The resolution of your novel is your paycheck to the reader. And, man o’ man (or woman o’ woman), you owe her big time. She sat down with you while you rattled off your fictional anecdote which may have lasted for days. Her heart rate may have increased, and tears may have streamed down her cheeks. She probably lost hours of sleep, and God knows when she showered last. And it’s all…your…fault! You, the writer, have jerked her around like a rag doll, and now it’s time to pay the piper. She wants her money!
But, being the benevolent boss that you’ve become (alliteration), you’d stop at nothing to give your reader the satisfaction that she deserves. But, how? Think of your premise. Here’s one: Traveling the world brings tranquility.
1. Payne works in a cubicle.
2. Payne’s co-workers treat him like crap.
3. Payne loses his job.
4. Payne uses his savings to start traveling.
5. Payne tries to settle down in London.
6. Payne starts his own travel agency.
See the series of events here. Notice how each event is driven by the novel’s premise. (See WRITER’S ANONYMOUS for more about the premise-thesis).
Which point is the climax? Point 5, of course. Payne tries to resist our premise, and it doesn’t work out for him. Now the payoff is seeing Payne start a travel agency. He can use what he has experienced to share with others while still enjoying the benefits of traveling the world himself.
Your reader should view the resolution as either a breath of fresh air or a knife in the stomach (depending on whether you want a happy or a sad ending). Point 6 could be: Payne moves to San Francisco, never finds happiness, and commits suicide by jumping off the Golden Gate Bridge. YIKES!
For our rickety premise above, we can see that the payoff better be good. We have to make sure that we are not paying our readers less than what they deserve. It’s frustrating not to get paid, but it’s equally annoying not to get paid the right amount. Our premises must force the outcome of the story. They have to be feasible and believable. We don’t want our readers saying, “But ummm….why didn’t Payne just live off his rich mother’s inheritance and travel for the rest of his life?”
These types of problems can be murderous on a reader’s paycheck. But what should we remember? You got it! We’re better than that!
that’s called a “contract with the reader.” you’re telling the reader that you’re going to take this character, and you’re going to put him in some impossible situations – but if you stick with me and read this whole damn book, i promise that i’ll get him out of those situations, and i’ll save his ass, and i’ll make it believeable. i won’t just have the hand of god come down and lift him up and save him while the lions are circling.

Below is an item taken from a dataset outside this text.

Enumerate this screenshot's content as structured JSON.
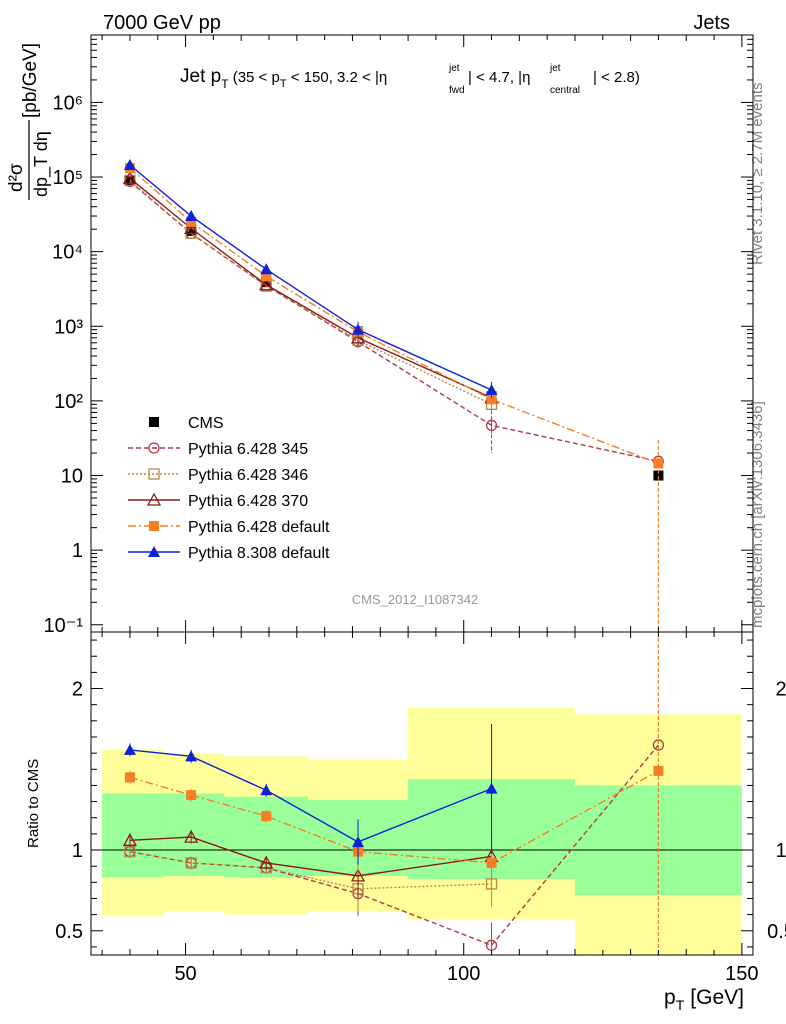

and that’s why i have trouble with stephen king. he sets up those wonderful impossible situations, but often he does not deliver on the contract. he literally does use the hand of god to save the day. sometimes.
Man good point. Stephen King is an amazing writer, but he doesn’t deliver to the reader. It’s pretty disappointing at times.
i enjoyed reading
I like having a deus ex machina sometimes, but I agree, the writer really needs to do the work of believably getting characters to rescue (or ruin) themselves.